Black Lake is not only one of New York’s best bass waters, but it also has been ranked among the top bass destinations in the entire country. Thanks to the 15-inch minimum length requirement instituted in 1996, the lake has an abundance of big bass, both largemouth and smallmouth. In early season, largemouths can be found throughout the lake in shallow water (6 feet or less). Simply work any shoreline or weedy bay. Any bass lure will take bucketmouths at this time of the year, but the traditional favorites are the plastic worm and jig and pig. On windy days, though, a spinnerbait might be a better choice. Because of their increasing numbers, smallmouth bass are fast gaining in popularity among Black Lake anglers. Prime locations for smallies include rocky points, rocky dropoffs, island shorelines, and mid-lake shoals. Sure-fire offerings include tube jigs, Senko-type worms, and live bait.

INDIAN RIVER LAKES

The Indian River lakes offer numerous opportunities for largemouth and smallmouth bass. Butterfield Lake covers 1,005 acres, and it has prime habitat for both species. Largemouth bass are particularly abundant near the massive weedbeds at the lake’s north end. Smallmouths favor the southern half of the lake, where they can be found near steep dropoffs, rocky points, shoals, and areas that have a combination of weeds and rocks. Red Lake (400 acres) offers the chance for largemouth bass up to six pounds and smallies up to four pounds. Weedy bays near the state launch and in the lake’s east hold largemouth. Smallmouths prefer the rock ledges extending along the north and south shorelines.
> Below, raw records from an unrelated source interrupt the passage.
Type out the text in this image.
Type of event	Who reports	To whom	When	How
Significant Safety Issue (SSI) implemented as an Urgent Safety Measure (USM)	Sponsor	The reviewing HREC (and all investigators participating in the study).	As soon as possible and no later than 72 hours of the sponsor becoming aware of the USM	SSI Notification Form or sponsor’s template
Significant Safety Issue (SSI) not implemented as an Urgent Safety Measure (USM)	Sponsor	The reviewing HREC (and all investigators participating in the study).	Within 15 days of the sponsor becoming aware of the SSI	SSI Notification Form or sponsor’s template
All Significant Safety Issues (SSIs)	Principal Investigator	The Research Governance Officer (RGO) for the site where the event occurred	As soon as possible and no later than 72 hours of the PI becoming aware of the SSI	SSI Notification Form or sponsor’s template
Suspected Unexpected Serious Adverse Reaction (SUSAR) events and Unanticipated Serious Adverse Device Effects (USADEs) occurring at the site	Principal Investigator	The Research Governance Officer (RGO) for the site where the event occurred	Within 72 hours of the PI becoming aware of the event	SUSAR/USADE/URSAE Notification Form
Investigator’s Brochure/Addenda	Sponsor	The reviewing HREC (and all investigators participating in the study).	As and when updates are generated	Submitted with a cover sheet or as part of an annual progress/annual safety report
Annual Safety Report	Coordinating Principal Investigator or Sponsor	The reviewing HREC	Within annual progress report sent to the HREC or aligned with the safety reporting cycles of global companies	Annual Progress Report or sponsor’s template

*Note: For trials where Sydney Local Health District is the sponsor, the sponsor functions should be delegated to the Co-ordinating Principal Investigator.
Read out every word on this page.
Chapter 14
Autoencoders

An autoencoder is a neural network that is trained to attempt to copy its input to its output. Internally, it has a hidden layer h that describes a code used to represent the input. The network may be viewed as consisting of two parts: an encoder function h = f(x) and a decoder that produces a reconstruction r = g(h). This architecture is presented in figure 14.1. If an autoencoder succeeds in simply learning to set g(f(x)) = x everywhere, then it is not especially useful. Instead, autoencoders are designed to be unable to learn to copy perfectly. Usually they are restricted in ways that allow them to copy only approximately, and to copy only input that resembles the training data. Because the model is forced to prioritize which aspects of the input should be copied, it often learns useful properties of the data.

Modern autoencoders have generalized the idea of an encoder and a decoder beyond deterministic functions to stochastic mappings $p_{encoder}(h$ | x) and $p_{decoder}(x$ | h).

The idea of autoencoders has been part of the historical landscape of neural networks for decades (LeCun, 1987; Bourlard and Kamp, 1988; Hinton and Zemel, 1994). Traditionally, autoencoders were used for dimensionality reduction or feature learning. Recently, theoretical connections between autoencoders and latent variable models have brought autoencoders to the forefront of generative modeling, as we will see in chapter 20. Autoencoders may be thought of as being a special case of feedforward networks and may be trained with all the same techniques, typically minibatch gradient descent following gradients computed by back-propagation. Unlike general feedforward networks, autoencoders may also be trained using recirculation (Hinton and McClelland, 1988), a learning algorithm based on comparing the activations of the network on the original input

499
Grass, Clear, and Crystal are three additional lakes that harbor both largemouth and smallmouth populations. Grass (320 acres) and Clear Lake (180 acres) have public access while Crystal (122 acres) has private access. Because of extensive aquatic vegetation, Payne, Moon, and Hyde lakes offer first-rate fishing for largemouths. Varying in size from 160-175 acres, these three lakes reach a maximum depth of 15-20 feet, and they have state access.

RIVER ACTION

Early bass season is a great time to fish the north country’s small rivers such as the Black, Indian, Oswegatchie, Grasse, and Raquette. Smallmouths are the bass of choice on these waters although some stretches of the Indian and Oswegatchie rivers harbor largemouths. Launches offer access for various size boats, but these rivers are best suited for small boats and canoes. Shallow stretches even afford wading opportunities for bronzebacks. Dozens of access points (launches, bridges, highways) along each river allow for float trips of various lengths.

RAQUETTE RESERVOIRS

The construction of hydroelectric dams on the Upper Raquette River resulted in the creation of eight reservoirs commonly called the Upper Impoundments. Each reservoir has a decent smallmouth bass population, and prime spots include necked-down stretches with current, boulder-strewn areas, points, island and shoreline dropoffs, tributary mouths, and weed edges. At 3,000 acres Carry Falls is the largest reservoir while the smallest reservoir is Five Falls at 122 acres. The other six impoundments and their size in acres are Stark Falls (600) Blake Falls (700), Rainbow Falls (700), South Colton (230), Higley Flow (1,135), and Colton Flow (154). All of the reservoirs have public access, and camping is available at Carry Falls, Blake, and Higley Flow.

CALENDAR

Monday: Lisbon Sportsmen’s Club hosts trap and skeet shooting at Pray Rd. property at 5:30 P.M.

Friday: Frog season opens in New York.

Saturday: Traditional bass season opens in New York.

Saturday: Muskellunge season opens in New York.

Saturday: SLRWA hosts annual Smackdown (Mike at 384-3450).

Saturday: SLVSC hosts annual Opening Day Bass Derby.

Saturday-Sunday: Henderson Harbor annual Bass-Walleye Derby (938-5313 or 9387-333).

June 20: Public Input Meeting on state forests in Northern St. Lawrence County at St. Lawrence Central School at 6 p.m.

June 23: Public Input Meeting on state forests in Northern St. Lawrence County at Madrid Waddington School at 9 a.m.

June 23-24: Free Fishing Days in New York.

June 26: DEC conducts annual Wilson Hill Goose Drive.